As perdas de África ligadas à corrupção estão estimadas em 148 mil miliões de dólares americanos por ano, o que representa 25 porcento do Produto Interno.Bruto (PIB) do continente. Esta revelação foi feita recentemente, em Nouakchott, capital da Mauritânia, pela presidente do Conselho Executivo da União Africana (UA), Louise Mushikiwabo, durante a abertura da 33ª sessão ordinária deste
órgão ministerial que dirige. “Podemos imaginar os benefícios incalculáveis para os nossos povos. E se esses montantes fossem recuperados e alocados a programas virados para a boa governação, desenvolvimento económico sustentável, paz e estabilidade do continente?”, interrogou-se a chefe da diplomacia ruandesa. Os cálculos apontam que dos 148 mil milhões, os 54 países que compõem o continente, cada nação perde cerca de 2,7 mil
milhões de dólares/ano.

África Austral
Só na África Austral, por exemplo, em que Angola faz parte, os dados disponibilizados pelo Banco de Desenvolvimento Africano (BDA), sugerem que os países necessitam de aproximadamente 7 mil milhões de dólares anos para o desenvolvimento da região e 70 mil milhões para projectos estruturantes.
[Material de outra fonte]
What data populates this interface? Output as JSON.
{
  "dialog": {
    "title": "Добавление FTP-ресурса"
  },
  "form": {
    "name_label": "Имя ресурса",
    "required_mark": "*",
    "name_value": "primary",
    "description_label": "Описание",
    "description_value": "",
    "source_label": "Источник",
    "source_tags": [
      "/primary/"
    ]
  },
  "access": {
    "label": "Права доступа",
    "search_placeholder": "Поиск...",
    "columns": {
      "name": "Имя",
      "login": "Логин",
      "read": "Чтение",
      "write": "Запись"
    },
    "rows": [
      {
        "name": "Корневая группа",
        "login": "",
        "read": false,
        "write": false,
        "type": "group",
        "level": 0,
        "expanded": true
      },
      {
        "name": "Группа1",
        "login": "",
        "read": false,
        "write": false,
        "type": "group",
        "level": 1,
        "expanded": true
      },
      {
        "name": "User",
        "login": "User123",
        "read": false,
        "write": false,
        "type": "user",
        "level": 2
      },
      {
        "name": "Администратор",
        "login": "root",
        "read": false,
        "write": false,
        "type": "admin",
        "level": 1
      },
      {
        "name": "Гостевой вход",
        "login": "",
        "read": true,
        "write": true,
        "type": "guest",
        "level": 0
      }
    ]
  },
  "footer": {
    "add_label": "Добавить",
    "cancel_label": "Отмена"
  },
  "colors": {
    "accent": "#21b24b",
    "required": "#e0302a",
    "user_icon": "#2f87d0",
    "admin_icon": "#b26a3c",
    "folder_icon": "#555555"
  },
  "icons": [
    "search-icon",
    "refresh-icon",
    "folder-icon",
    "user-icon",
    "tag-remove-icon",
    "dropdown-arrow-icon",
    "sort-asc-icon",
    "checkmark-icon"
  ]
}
Isto pressupõe dizer que os 2,7 mil milhões de dólares que Angola perde anualmente serviriam para cobrir parte das despesas correntes. Segundo Louise Mushikiwabo, os números são para responder a esta e outras questões pois a luta contra a corrupção constitui a temática anual da UA e a ser encarada “dentro da mesma visão de eficácia e imputabilidade que caracterizam as medidas de reforma” em curso na organização continental.

Necessidades
Os dados disponibilizados pelo Banco de Desenvolvimento Africano (BDA), só a África Austral necessita de aproximadamente 7 mil milhões de dólares anos para o desenvolvimento da região e 70 mil milhões para projectos estruturantes. Por isso, torna-se necessário um Fundo Africano de Desenvolvimento mais forte e isso irá posicionar o BAD como principal coordenador do co-financiamento. As projecções de crescimento da região para 2018 e 2019 são de 2,0% e 2,4%, respectivamente, que ainda são insuficientes para a redução da pobreza. A actual carteira do BAD na África Austral é de usd 8,3 mil milhões em 201 projectos, segundo o directora adjunta do banco para África Austral. Na mesma senda, também a secretária-geral adjunta das Nações Unidas, Vera Songue, descreveu a corrupção como “um fenómeno antigo e mundial, cujos custos e implicações são multidimensionais e substanciais”. Os líderes africanos têm pedido uma acção colectiva sobre a implementação ampliada do desenvolvimento da África, observando que o continente precisa de conhecer um crescimento de ritmo acelerado. “Temos apenas 12 anos para alcançar os Objectivos de Desenvolvimento Sustentável! Este não é um relógio. É um alarme para o mundo. E o sino está a tocar cada vez mais alto”, disse, em tempos, o presidente do BAD, Akinwumi Adesina.

Bad contribui
para economias

O Banco Africano de Desenvolvimento (BAD) pode ser a chave para o desenvolvimento de África. Esta foi a conclusão a que chegaram recentemente os ministros das Finanças e da Economia e Planeamento de Angola, Lesotho, Madagáscar, Malawi, Moçambique, Namíbia, São Tomé e Príncipe, África do Sul, Swazilândia, Zâmbia e Zimbabwe que estiveram reunidos nesta terça-feira com o Presidente do Banco Africano de Desenvolvimento (BAD), Akinwumi Adesina e o Conselho Executivo do Banco,
na sua sede em Abidjan. A consulta dos governadores sobre os desafios do desenvolvimento da África e as reformas do Banco Mundial é a quinta das cinco reuniões regionais envolvendo todos os 54 países membros regionais da instituição. Segundo Adesina, “os desafios com que se depara África são imensos e a necessidade de um crescimento mais rápido é ainda mais urgente do que nunca. Portanto, não podemos descansar nos nossos remos”.  Em 2017, o Banco Africano de Desenvolvimento (BAD) acelerou a escala e a entrega de seus empréstimos e alcançou o maior desembolso registado na história do banco, com mais de 7,2 mil milhões de dólares norte-americanos.